If inventories continue to be drawn down, it would be good news for an industry that's being dealing with a glut of crude oil since last fall, due in part to rising production and a lack of pipeline capacity.  

But White cautioned continued storage reductions will depend on rail volumes persisting at a relatively high rate.

"If rail volumes decrease in the coming months, inventories could decline at a slower rate, or even resume a building pattern," White said.

Rail volumes could decrease if the economics of shipping by rail change. 

The Alberta government, led by Premier Jason Kenney, has continued to ease its oil curtailment program, announcing recently it would do again in September. (Jeff McIntosh/The Canadian Press)

Genscape noted crude-by-rail loadings at the end of the January "plummeted" after Alberta's oil production cuts saw the price of Western Canadian Select (WCS) oil soar. When the gap between WCS and West Texas Intermediate — the U.S. benchmark — narrowed to less than $10, crude by rail became uneconomic for many shippers.

Rory Johnston, a commodity economist at Scotiabank, said the industry needs to see oil inventories to continue to fall, but that will require an even wider price differential than the market has seen recently.

"As of today, the WCS discount is sitting at around $12.50 a barrel, which is well below the bare minimum of $15-a-barrel discount you need for oil-by-rail to break even," Johnston said. 

"And we need that differential to be even wider because we don't just need oil-by-rail to break even. We need it to actually provide a profit incentive to get rail companies and oil companies to invest these hundreds of millions of dollars that are needed in new tank cars, new locomotives and train new crews.

Genscape's July estimates come as the province weighs an oil industry idea that the government consider easing its oil curtailment program levels for producers who add crude-by-rail capacity. 

Suncor CEO Mark Little said during the company's second-quarter call with analysts that although his company doesn't traditionally move much crude oil by rail, it would likely add capacity if it can get relief from provincial quotas.

It's an idea that's also found support from Cenovus Energy CEO Alex Pourbaix, who has called the proposal  a "win-win-win situation" for the province, the producers and Alberta taxpayers.

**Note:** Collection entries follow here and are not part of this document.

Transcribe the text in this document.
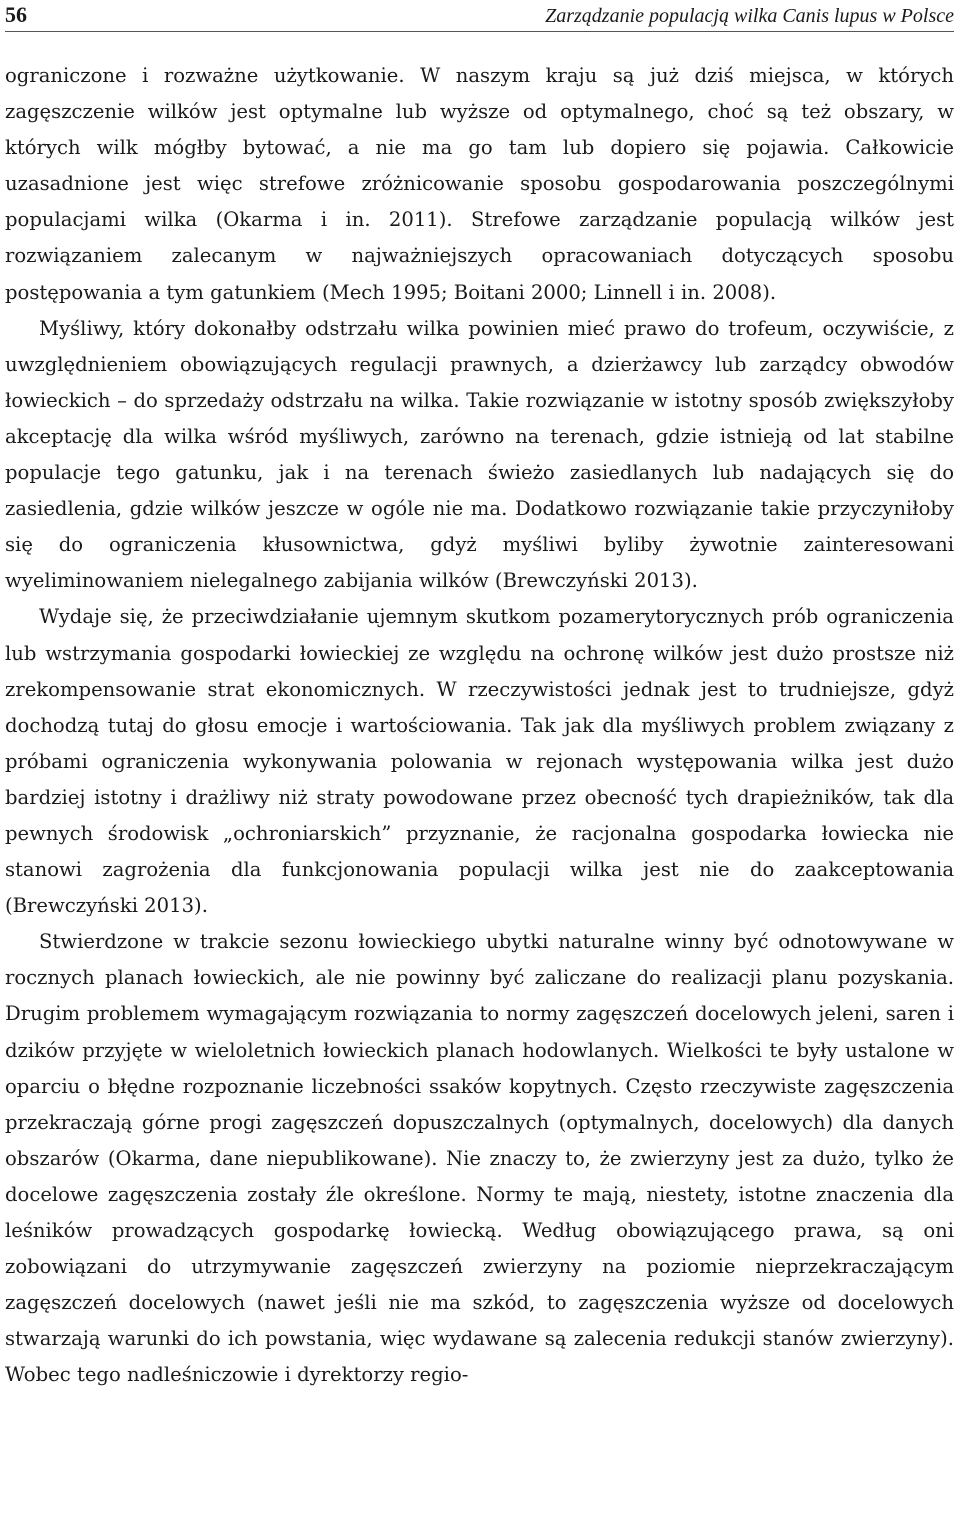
56	Zarządzanie populacją wilka Canis lupus w Polsce

ograniczone i rozważne użytkowanie. W naszym kraju są już dziś miejsca, w których zagęszczenie wilków jest optymalne lub wyższe od optymalnego, choć są też obszary, w których wilk mógłby bytować, a nie ma go tam lub dopiero się pojawia. Całkowicie uzasadnione jest więc strefowe zróżnicowanie sposobu gospodarowania poszczególnymi populacjami wilka (Okarma i in. 2011). Strefowe zarządzanie populacją wilków jest rozwiązaniem zalecanym w najważniejszych opracowaniach dotyczących sposobu postępowania a tym gatunkiem (Mech 1995; Boitani 2000; Linnell i in. 2008).

Myśliwy, który dokonałby odstrzału wilka powinien mieć prawo do trofeum, oczywiście, z uwzględnieniem obowiązujących regulacji prawnych, a dzierżawcy lub zarządcy obwodów łowieckich – do sprzedaży odstrzału na wilka. Takie rozwiązanie w istotny sposób zwiększyłoby akceptację dla wilka wśród myśliwych, zarówno na terenach, gdzie istnieją od lat stabilne populacje tego gatunku, jak i na terenach świeżo zasiedlanych lub nadających się do zasiedlenia, gdzie wilków jeszcze w ogóle nie ma. Dodatkowo rozwiązanie takie przyczyniłoby się do ograniczenia kłusownictwa, gdyż myśliwi byliby żywotnie zainteresowani wyeliminowaniem nielegalnego zabijania wilków (Brewczyński 2013).

Wydaje się, że przeciwdziałanie ujemnym skutkom pozamerytorycznych prób ograniczenia lub wstrzymania gospodarki łowieckiej ze względu na ochronę wilków jest dużo prostsze niż zrekompensowanie strat ekonomicznych. W rzeczywistości jednak jest to trudniejsze, gdyż dochodzą tutaj do głosu emocje i wartościowania. Tak jak dla myśliwych problem związany z próbami ograniczenia wykonywania polowania w rejonach występowania wilka jest dużo bardziej istotny i drażliwy niż straty powodowane przez obecność tych drapieżników, tak dla pewnych środowisk „ochroniarskich” przyznanie, że racjonalna gospodarka łowiecka nie stanowi zagrożenia dla funkcjonowania populacji wilka jest nie do zaakceptowania (Brewczyński 2013).

Stwierdzone w trakcie sezonu łowieckiego ubytki naturalne winny być odnotowywane w rocznych planach łowieckich, ale nie powinny być zaliczane do realizacji planu pozyskania. Drugim problemem wymagającym rozwiązania to normy zagęszczeń docelowych jeleni, saren i dzików przyjęte w wieloletnich łowieckich planach hodowlanych. Wielkości te były ustalone w oparciu o błędne rozpoznanie liczebności ssaków kopytnych. Często rzeczywiste zagęszczenia przekraczają górne progi zagęszczeń dopuszczalnych (optymalnych, docelowych) dla danych obszarów (Okarma, dane niepublikowane). Nie znaczy to, że zwierzyny jest za dużo, tylko że docelowe zagęszczenia zostały źle określone. Normy te mają, niestety, istotne znaczenia dla leśników prowadzących gospodarkę łowiecką. Według obowiązującego prawa, są oni zobowiązani do utrzymywanie zagęszczeń zwierzyny na poziomie nieprzekraczającym zagęszczeń docelowych (nawet jeśli nie ma szkód, to zagęszczenia wyższe od docelowych stwarzają warunki do ich powstania, więc wydawane są zalecenia redukcji stanów zwierzyny). Wobec tego nadleśniczowie i dyrektorzy regio-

Cenovus rail shipments rose to 36,000 barrels per day in June, up from an average of 16,000 bpd in the first quarter, putting the company on track to reach 100,000 bpd by year-end.

The province implemented its program to restrict oil output after discounts on western Canadian crude soared last fall, a situation blamed on pipeline capacity failing to keep up with growing production levels from the oilsands.

The provincial government has been trying to rid itself of a crude-by-rail contract signed by the former NDP government. Many industry players are interested in taking over the contract, but those discussions have been private.

In June, Premier Jason Kenney said "confidential conversations" were going on between government and the private sector actors. He said its "strong preference" is that the private sector take over those contracts.

"Confidential negotiations are ongoing and we anticipate the divestment process will be completed this fall," government spokesperson Samantha Peck said in an email Thursday.

Meanwhile, Alberta has continued to ease its oil curtailment program, announcing recently it would do so again in September.

It said it would allow the maximum amount to be produced by the province's senior oil companies to rise to 3.76 million barrels per day in recognition of lower oil storage levels and more volumes shipped by rail and pipeline.